Digital Learning progresses in college’s online advancements

By Ariana Portalatin, Campus Reporter

Vice Provost for Digital Learning Robert Green said Columbia’s switch to Canvas from Moodle will allow for a better student experience with online education.

Columbia’s Digital Learning Office recently contracted a new online platform to replace Moodle in the Fall 2017 Semester and filled five new positions to continue development of  online education courses and improve technology throughout the college campus.

Robert Green, the new vice provost for Digital Learning, was appointed by Senior Vice President and Provost Stan Wearden on April 12 to improve online education programs that are supposed to increase enrollment and generate revenue for the college, as reported April 18 by The Chronicle.

Green said Nov. 16 that Columbia recently signed a contract to use Canvas, an online Learning Management System, and will put together a training and development timeline for the digital learning team.

The new hires  for the Digital Learning Office  include Manager of Programs and Instructional Design Eric Bailey, an adjunct professor in the Business & Entrepreneurship Department; Administrative Assistant Emma Graham; Production Manager Ross McNamara; and instructional designers Katherine Kosinski and Kayla Jutzi. The college is also seeking another instructional designer, who Green said he is hoping will be hired by January.

Green said his biggest goal was to bring in people who would support faculty with Canvas use.

“Canvas is a big piece of what will help make us successful, but more importantly is the team we’re putting in place, the structure and a lot of the processes we’ll be using with the faculty, who are really the subject matter experts that are going to help us bring this to light,” Green said.

Development of courses on Canvas will start in the Spring 2017 Semester through the summer, when the first courses will be offered on Canvas. Green said he hopes to have everything ready and transitioned by fall 2017.

“One of the biggest things that we are doing before we start developing is doing a heavy-duty amount of research,” Green said. “We’re looking at where we’d be successful, where we’d be best suited in the online space, and looking at the job market as well so that there’s outcomes in careers for these students after they study with us in the online environment.”

Green said all instructors will eventually be using Canvas, and all Moodle-based courses will be converted onto Canvas as well. The Digital Learning team will need to ensure current courses’ existing content will still provide the best learning experience possible, he added.

In a Sept. 13 interview with The Chronicle, Green said Canvas will open up Columbia to students who are not physically on campus.

“The system will afford us the opportunity to open Columbia up to another population of students,” Green said Sept. 13.

Mary Morley Cohen, associate dean for Academic Programs at Northwestern University’s School of Professional Studies, said Northwestern uses Canvas and also offers graduate degrees fully online.

Cohen said online programs give students who may have problems attending classes an option.

“We have older students who are working and can’t quit their day job to go to grad school,” Cohen said. “It’s gives them a really good, high-quality education while still staying in their local communities.”

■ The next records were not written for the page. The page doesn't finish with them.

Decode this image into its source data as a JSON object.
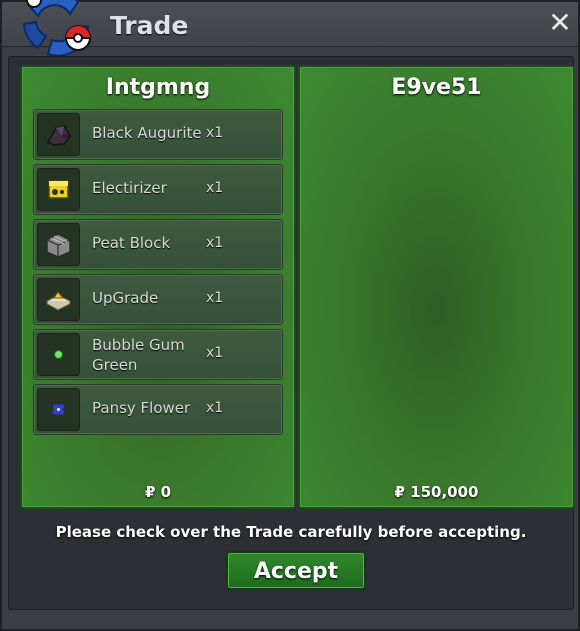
{
  "window": {
    "title": "Trade",
    "close_icon": "close-icon"
  },
  "left_player": {
    "name": "Intgmng",
    "currency_symbol": "₽",
    "money": "0",
    "items": [
      {
        "name": "Black Augurite",
        "qty": "x1",
        "icon": "black-augurite-icon"
      },
      {
        "name": "Electirizer",
        "qty": "x1",
        "icon": "electirizer-icon"
      },
      {
        "name": "Peat Block",
        "qty": "x1",
        "icon": "peat-block-icon"
      },
      {
        "name": "UpGrade",
        "qty": "x1",
        "icon": "upgrade-icon"
      },
      {
        "name": "Bubble Gum Green",
        "qty": "x1",
        "icon": "bubble-gum-green-icon"
      },
      {
        "name": "Pansy Flower",
        "qty": "x1",
        "icon": "pansy-flower-icon"
      }
    ]
  },
  "right_player": {
    "name": "E9ve51",
    "currency_symbol": "₽",
    "money": "150,000",
    "items": []
  },
  "message": "Please check over the Trade carefully before accepting.",
  "accept_label": "Accept"
}
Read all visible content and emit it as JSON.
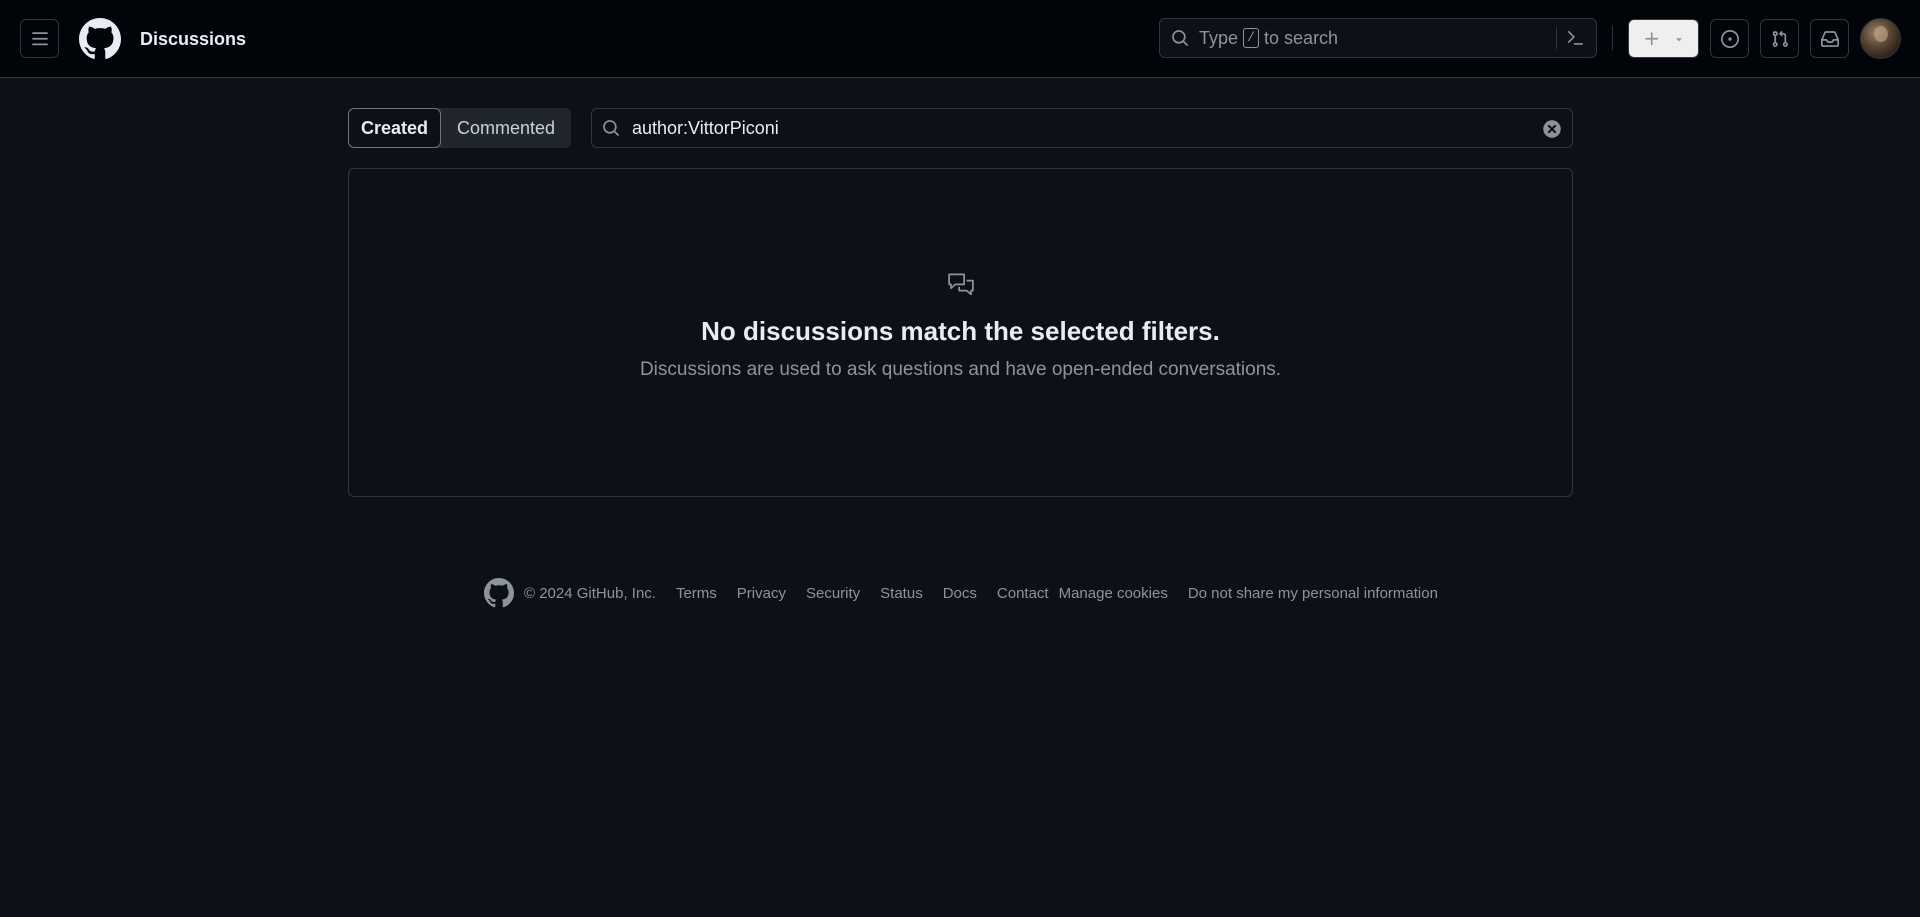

Canvas is more user-friendly and secure than Moodle because it does not require any upgrades or downloads, Green said, adding that Moodle requires expensive custom programming to create what Canvas already offers.

“[Canvas] is easy for faculty who don’t have a lot of experience with building online courses to build good-looking, easy-to-access online courses,” Cohen said.

Zoe Levin, a junior education major, said she used Canvas at Bellevue College in Washington state before transferring.

“Canvas was very user-friendly… Moodle is very complicated and it doesn’t make sense where things are,” Levin said.

In order for an online platform to be successful, Cohen said it must allow engagement between students and faculty, video uploading and provide familiar tools.

Levin said she hopes the switch to Canvas will still allow her to have access to past files posted onto Moodle, adding that individuals collegewide need to learn the system.

“The only way to make [technology] great is for everyone to be fully educated on how to use it to its full extent,” Levin said.

Green said instructors will be developing courses with the instructional designers to best understand how to teach in Canvas and more intensive training initiatives will be put in place for campus-based programs.

Canvas will allow students to have a high-level and artistic experience, he said.

“Canvas will allow us to create a product we can be happy with [and] will create a high-level, artistic user experience,” Green said.